Seth Rogen has specialised in a number of raunchy and raucous comedies (Knocked Up, Pineapple Express, Zach and Miri). He can bring an intelligent stupidity to his roles as well as some beneath-the-surface sympathy. They’re both here in this film – but which is the real character of Ronnie Barnhardt, the mall security guard chief that he plays? Some have commented that he is ‘bi-polar’ but I don’t think that is a point that the writer-director, Jody Hill, wants to make. Speaking of Jody Hill, he has said that he wanted to make Taxi Driver as a comedy. Not sure about that either, but it is a useful, even stimulating suggestion.

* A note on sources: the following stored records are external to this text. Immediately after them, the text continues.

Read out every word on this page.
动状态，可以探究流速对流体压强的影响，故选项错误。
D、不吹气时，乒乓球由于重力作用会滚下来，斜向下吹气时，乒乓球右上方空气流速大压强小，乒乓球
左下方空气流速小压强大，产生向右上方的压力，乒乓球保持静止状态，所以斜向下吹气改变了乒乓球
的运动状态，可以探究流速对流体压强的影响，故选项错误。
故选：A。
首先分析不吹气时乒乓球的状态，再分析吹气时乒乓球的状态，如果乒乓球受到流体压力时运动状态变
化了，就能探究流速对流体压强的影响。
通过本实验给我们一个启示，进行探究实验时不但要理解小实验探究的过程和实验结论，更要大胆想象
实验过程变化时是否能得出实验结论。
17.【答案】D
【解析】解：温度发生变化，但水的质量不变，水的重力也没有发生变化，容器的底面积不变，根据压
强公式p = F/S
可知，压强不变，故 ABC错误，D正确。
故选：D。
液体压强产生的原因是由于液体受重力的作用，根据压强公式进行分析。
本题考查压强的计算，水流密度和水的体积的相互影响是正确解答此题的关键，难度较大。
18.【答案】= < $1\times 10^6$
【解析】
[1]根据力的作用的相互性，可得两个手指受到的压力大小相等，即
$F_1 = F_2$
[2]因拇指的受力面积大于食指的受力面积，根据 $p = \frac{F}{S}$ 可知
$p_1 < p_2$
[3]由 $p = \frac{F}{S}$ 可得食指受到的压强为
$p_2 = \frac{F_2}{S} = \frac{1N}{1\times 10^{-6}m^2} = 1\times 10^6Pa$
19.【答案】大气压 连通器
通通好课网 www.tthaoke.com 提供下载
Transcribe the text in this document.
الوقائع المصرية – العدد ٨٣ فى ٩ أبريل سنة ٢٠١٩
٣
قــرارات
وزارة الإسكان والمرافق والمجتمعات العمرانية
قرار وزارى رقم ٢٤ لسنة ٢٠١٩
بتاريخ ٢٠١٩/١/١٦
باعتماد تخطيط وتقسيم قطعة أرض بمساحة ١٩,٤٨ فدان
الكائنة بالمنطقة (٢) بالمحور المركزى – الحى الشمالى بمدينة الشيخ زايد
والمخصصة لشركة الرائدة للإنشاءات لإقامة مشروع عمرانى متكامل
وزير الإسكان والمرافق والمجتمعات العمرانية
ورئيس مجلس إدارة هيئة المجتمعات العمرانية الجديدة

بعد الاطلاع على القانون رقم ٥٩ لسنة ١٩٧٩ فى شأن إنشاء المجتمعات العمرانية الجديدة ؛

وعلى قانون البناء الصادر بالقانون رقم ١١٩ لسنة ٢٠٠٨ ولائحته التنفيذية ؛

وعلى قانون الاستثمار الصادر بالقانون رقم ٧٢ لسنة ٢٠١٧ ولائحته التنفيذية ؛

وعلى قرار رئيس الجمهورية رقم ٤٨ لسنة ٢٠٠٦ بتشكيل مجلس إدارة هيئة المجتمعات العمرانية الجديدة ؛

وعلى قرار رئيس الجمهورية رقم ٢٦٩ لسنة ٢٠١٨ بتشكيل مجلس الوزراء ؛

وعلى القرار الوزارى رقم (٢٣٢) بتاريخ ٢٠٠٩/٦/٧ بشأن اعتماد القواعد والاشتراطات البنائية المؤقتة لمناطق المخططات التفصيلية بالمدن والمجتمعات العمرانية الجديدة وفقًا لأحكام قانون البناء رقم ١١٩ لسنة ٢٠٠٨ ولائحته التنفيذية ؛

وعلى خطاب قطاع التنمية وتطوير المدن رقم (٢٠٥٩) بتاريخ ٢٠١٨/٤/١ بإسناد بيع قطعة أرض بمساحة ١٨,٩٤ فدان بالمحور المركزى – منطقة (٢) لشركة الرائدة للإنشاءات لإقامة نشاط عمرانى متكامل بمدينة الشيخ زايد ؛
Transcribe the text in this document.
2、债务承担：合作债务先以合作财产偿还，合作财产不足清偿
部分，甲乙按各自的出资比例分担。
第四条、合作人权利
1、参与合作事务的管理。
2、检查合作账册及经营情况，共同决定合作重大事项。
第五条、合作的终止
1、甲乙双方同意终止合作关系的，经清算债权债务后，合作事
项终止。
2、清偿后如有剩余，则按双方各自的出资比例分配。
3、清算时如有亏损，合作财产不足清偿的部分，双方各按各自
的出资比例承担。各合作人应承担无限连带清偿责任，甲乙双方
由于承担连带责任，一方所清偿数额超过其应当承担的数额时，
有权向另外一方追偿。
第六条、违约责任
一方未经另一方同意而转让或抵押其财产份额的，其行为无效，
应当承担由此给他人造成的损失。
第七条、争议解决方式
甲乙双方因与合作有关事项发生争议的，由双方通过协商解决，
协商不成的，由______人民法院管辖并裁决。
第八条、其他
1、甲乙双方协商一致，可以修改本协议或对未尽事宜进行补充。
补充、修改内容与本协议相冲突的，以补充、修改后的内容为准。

The reason for listening to this suggestion is that Ronnie Barnhardt, like de Niro’s Travis Bickle, the taxi driver, is a loner, despite living with his unpredictable drinking mother (Celia Weston in an offbeat role) and despite commanding the loyalty of his deputy, Hispanic Denis (Michael Pena cleverly funny) and Asian American twin assistant guards. Actually, like the taxi driver, he is a blindly patriotic American with a penchant for violent laying down of the law. While he does have comic moments, Ronnie seems to be an intended caricature of the American Right with extreme views on law and order, racist prejudices because of the war on terror (he calls one of the shop owners in the mall Saddam because of his looks), a might-is-right approach to life.
What is it with American films this year and malls? Kevin James was pleasantly innocent as Paul Blart, Mall Cop. Observe and Report is similar in plot in many ways but with these sinister overtones. Anna Farris who can do IQ-impaired blondes is really rather nasty here – Colette Wolfe, whose leg is in plaster, mocked by fellow workers, is the sympathetic foil for Ronnie.
What emphasises this dichotomy in Ronnie’s good nature and his vigilante tendencies – which he does have a chance to indulge when the police deliberately abandon him in a very tough neighbourhood where he is able to beat up all the drug dealing assailants – is the casting of Ray Liotta as the detective investigating robberies as well as a flasher at the mall. Liotta can do over-the-top ranting better than most and does a bit of indulging here: which makes Ronnie a little bit more sympathetic but then makes us realise that Ronnie has this kind of potential and wants to fulfil it. His speech to the psychologist for his test for admission to the police academy needs listening to.
Despite being unsure, I would come down on the side of this film not being variation on the usual Seth Rogen comedies but see it, rather, as a very black comedy and satire on some of the more fascist tenets of the Right (actually former president Bush might enjoy it while taking it rather literally).